Rachel Reupke's work considers the trials of everyday life through the smokescreen of commercial image production. She was the recipient of the 2009 Bristol Mean Time residency, and her recent exhibitions include Images Rendered Bare. Vacant. Recognizable. at Stadium, New York, Transformed Land at Foundation Calouste Gulbenkian, Paris and Video, an Art, a History: 1965-2010, at Singapore Art Museum. Recent screenings include LUX New Work UK: Alma Mater at Whitechapel Gallery and Artist's Film Club at ICA, London.


The Toxic Camera

Jane and Louise Wilson

Credit: The Toxic Camera, Jane and Louise Wilson (2012)

The Wilsonsʼ film explores interconnecting stories from interviews conducted with Chernobyl ʻveteransʼ and with Shevchenkoʼs film crew, 25 years after the Chernobyl incident. The narrative includes the story of the camera that Shevchenko used which became so highly radioactive that it was subsequently buried on the outskirts of Kiev. Shevchenkoʼs surviving camera crew go on a quest to find the buried camera. The film is a reflection on the material nature of film and considers the human impact of disasters such as Chernobyl.

The Toxic Camera was co-produced with Forma Arts and Media.

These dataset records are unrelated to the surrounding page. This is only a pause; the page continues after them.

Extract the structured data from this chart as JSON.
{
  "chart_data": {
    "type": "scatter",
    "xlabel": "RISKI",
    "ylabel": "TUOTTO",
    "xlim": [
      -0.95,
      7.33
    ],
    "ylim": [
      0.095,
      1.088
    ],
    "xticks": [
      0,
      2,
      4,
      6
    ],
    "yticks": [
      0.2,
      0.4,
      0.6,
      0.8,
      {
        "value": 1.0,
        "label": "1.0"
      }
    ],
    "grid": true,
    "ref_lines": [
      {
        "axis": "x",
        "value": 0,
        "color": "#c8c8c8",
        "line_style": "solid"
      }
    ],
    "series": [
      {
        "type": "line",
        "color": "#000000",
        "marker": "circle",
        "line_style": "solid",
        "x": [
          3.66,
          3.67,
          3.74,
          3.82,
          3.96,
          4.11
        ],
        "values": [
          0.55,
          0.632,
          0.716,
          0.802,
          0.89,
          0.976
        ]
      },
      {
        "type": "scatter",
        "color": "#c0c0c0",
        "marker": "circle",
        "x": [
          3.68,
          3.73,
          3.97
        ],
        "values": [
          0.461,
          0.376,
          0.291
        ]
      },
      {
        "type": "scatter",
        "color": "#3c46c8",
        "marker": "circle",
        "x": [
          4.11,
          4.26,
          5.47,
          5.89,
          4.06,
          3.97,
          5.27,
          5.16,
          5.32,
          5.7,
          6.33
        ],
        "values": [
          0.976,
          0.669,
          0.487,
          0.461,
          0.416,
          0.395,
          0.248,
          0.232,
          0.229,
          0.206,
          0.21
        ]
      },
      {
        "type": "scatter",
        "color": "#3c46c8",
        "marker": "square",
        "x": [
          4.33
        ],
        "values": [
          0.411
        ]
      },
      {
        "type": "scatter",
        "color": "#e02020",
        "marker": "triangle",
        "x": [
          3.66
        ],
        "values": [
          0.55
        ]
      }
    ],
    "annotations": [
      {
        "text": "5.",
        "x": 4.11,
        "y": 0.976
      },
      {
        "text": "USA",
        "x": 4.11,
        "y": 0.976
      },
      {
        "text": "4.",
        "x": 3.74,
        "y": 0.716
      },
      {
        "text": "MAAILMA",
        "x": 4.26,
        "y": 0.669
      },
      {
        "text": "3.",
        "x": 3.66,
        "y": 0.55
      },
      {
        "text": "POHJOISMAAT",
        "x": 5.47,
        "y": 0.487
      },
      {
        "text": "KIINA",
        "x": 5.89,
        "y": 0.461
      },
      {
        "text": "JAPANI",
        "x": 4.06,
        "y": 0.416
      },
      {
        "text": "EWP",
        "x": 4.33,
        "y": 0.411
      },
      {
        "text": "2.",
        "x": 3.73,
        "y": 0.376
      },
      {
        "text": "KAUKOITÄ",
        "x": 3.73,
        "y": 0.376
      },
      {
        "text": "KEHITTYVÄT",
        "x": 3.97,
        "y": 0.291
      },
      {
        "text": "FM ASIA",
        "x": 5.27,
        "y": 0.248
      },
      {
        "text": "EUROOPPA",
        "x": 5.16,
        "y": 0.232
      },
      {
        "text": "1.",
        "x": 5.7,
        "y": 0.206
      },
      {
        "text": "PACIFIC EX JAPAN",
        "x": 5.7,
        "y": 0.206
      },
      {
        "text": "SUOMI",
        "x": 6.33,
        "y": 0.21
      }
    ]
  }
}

Jane and Louise Wilson are British artists born in Newcastle-upon-Tyne who work together as a sibling duo. Their art work is based in video, film and photography. The pair completed their fine art education with an MA from Goldsmiths College, University of London in 1992 and were nominated for the Turner Prize in 1999. Jane and Louise have recently exhibited at the British Film Institute Gallery in 2009, the John Hansard Gallery in 2011, and Dundee Contemporary Arts in 2012.